Plaçant ses réflexions bien au-delà d’un simple questionnement littéral qui ne reviendrait qu’à s’interroger sur la place de l’illusion et de la fiction dans le théâtre ; Georges Banu fait sienne la philosophie des antagonismes chère à Stéphane Lupasco « qui maitrise la contradiction maitrise le monde » et déclare « si le théâtre est une illusion alors le théâtre EST LA REALITE».
Peter Brook avait ainsi noté dans son ouvrage « L’espace vide » qu’il existait trois formes de théâtre : les deux premières sont antagonistes avec d’une part le théâtre sacré dont la finalité est de rendre l’invisible visible, et d’autre part le théâtre brut qui repose sur la sublimation de la dimension la plus concrète du réel. Une troisième voie, selon Peter Brook, existe, grâce au théâtre immédiat qui mêle visible et invisible : principe de discontinuité et hétérogénéité.

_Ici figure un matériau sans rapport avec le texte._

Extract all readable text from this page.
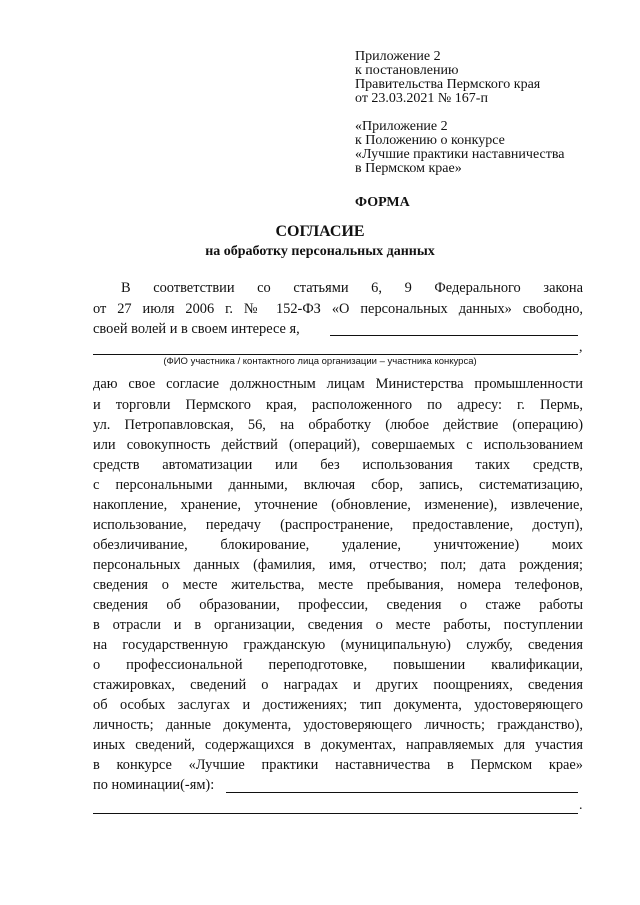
Приложение 2
к постановлению
Правительства Пермского края
от 23.03.2021 № 167-п
«Приложение 2
к Положению о конкурсе
«Лучшие практики наставничества
в Пермском крае»
ФОРМА
СОГЛАСИЕ
на обработку персональных данных
В соответствии со статьями 6, 9 Федерального закона
от 27 июля 2006 г. № 152-ФЗ «О персональных данных» свободно,
своей волей и в своем интересе я,
,
(ФИО участника / контактного лица организации – участника конкурса)
даю свое согласие должностным лицам Министерства промышленности
и торговли Пермского края, расположенного по адресу: г. Пермь,
ул. Петропавловская, 56, на обработку (любое действие (операцию)
или совокупность действий (операций), совершаемых с использованием
средств автоматизации или без использования таких средств,
с персональными данными, включая сбор, запись, систематизацию,
накопление, хранение, уточнение (обновление, изменение), извлечение,
использование, передачу (распространение, предоставление, доступ),
обезличивание, блокирование, удаление, уничтожение) моих
персональных данных (фамилия, имя, отчество; пол; дата рождения;
сведения о месте жительства, месте пребывания, номера телефонов,
сведения об образовании, профессии, сведения о стаже работы
в отрасли и в организации, сведения о месте работы, поступлении
на государственную гражданскую (муниципальную) службу, сведения
о профессиональной переподготовке, повышении квалификации,
стажировках, сведений о наградах и других поощрениях, сведения
об особых заслугах и достижениях; тип документа, удостоверяющего
личность; данные документа, удостоверяющего личность; гражданство),
иных сведений, содержащихся в документах, направляемых для участия
в конкурсе «Лучшие практики наставничества в Пермском крае»
по номинации(-ям):
.
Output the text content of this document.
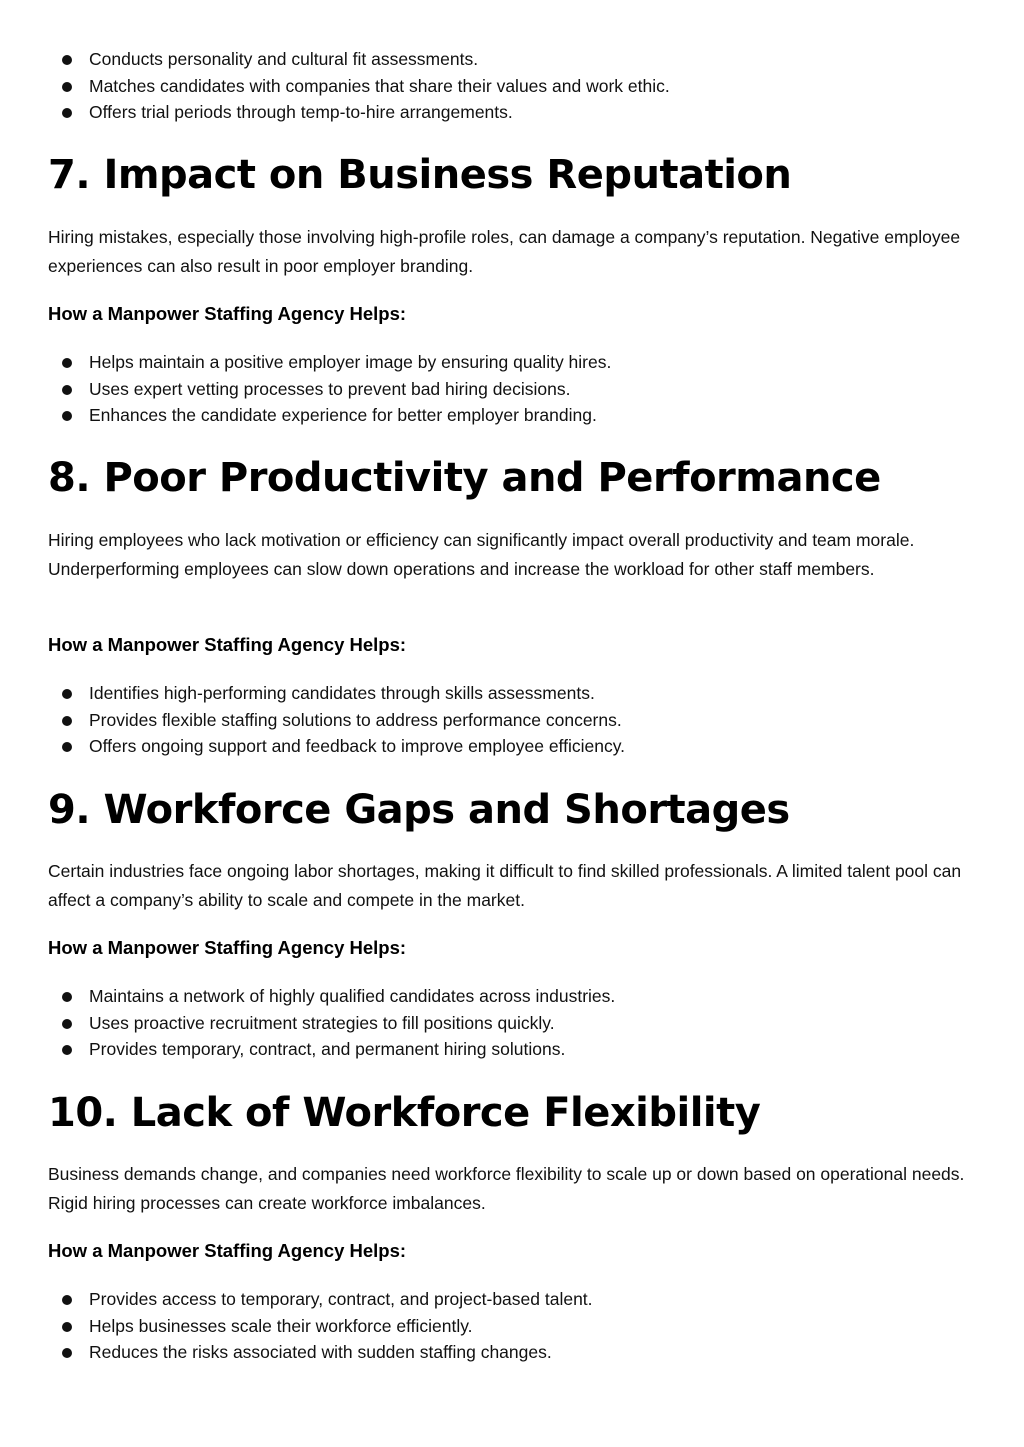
Conducts personality and cultural fit assessments.
Matches candidates with companies that share their values and work ethic.
Offers trial periods through temp-to-hire arrangements.
7. Impact on Business Reputation

Hiring mistakes, especially those involving high-profile roles, can damage a company’s reputation. Negative employee experiences can also result in poor employer branding.

How a Manpower Staffing Agency Helps:

Helps maintain a positive employer image by ensuring quality hires.
Uses expert vetting processes to prevent bad hiring decisions.
Enhances the candidate experience for better employer branding.
8. Poor Productivity and Performance

Hiring employees who lack motivation or efficiency can significantly impact overall productivity and team morale. Underperforming employees can slow down operations and increase the workload for other staff members.

How a Manpower Staffing Agency Helps:

Identifies high-performing candidates through skills assessments.
Provides flexible staffing solutions to address performance concerns.
Offers ongoing support and feedback to improve employee efficiency.
9. Workforce Gaps and Shortages

Certain industries face ongoing labor shortages, making it difficult to find skilled professionals. A limited talent pool can affect a company’s ability to scale and compete in the market.

How a Manpower Staffing Agency Helps:

Maintains a network of highly qualified candidates across industries.
Uses proactive recruitment strategies to fill positions quickly.
Provides temporary, contract, and permanent hiring solutions.
10. Lack of Workforce Flexibility

Business demands change, and companies need workforce flexibility to scale up or down based on operational needs. Rigid hiring processes can create workforce imbalances.

How a Manpower Staffing Agency Helps:

Provides access to temporary, contract, and project-based talent.
Helps businesses scale their workforce efficiently.
Reduces the risks associated with sudden staffing changes.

Pourfendant le système unificateur d’ Aristote qui qualifiait de « monstrueux » l’absence d’homogénéité, Georges Banu souligne dans cet exposé l’importance de l'hétérogénéité et de la contradiction qui deviennent source d’énergie créatrice et érige l' émergence de la discontinuité comme principe dynamique « organisateur et structurant »… principe qui enfantera les avant-gardes et inspirera des auteurs tels que Joyce, Sarah Kane, Beckett.
Lorsque l’artiste quitte la scène et se démaquille, face à son miroir : reste-t-il en lui encore un peu de son personnage ? Ce petit reste s’apparenterait-il au Tiers Inclus développé par le métaphysicien Stéphane Lupasco et mis en lumière par Basarab Nicolescu dans son dernier ouvrage « Qu’est-ce que la réalité » (Ed Liber) ?
Lorsque Einstein découvrit la relativité, au même moment Pirandello se posait la même question : où est le réel, où est la fiction ? Réel et fiction appartiennent-ils à la même réalité ? On s'aperçoit que simultanément, dans une logique transdisciplinaire, les chercheurs unissent leurs quêtes, et nous pouvons le constater encore de nos jours entre la mystique et la physique quantique.
Le sacré est-il le seul vecteur à pouvoir transmettre du sens ? Quelle finalité le théâtre et l’art doivent-ils servir ?
Autant de questions passionnantes abordées dans cette table ronde de 40 minutes filmée au Forum 104, réunissant Basarab Nicolescu, Adonis, Jean Pian et Georges Banu. Animation : Petre Raileanu et Fulvio Caccia.
A noter: ce second exposé, suit un premier volet "Qu'est-ce que la réalité par Jean Pian" (mathématicien) et précède celui consacré à la poésie (par Adonis).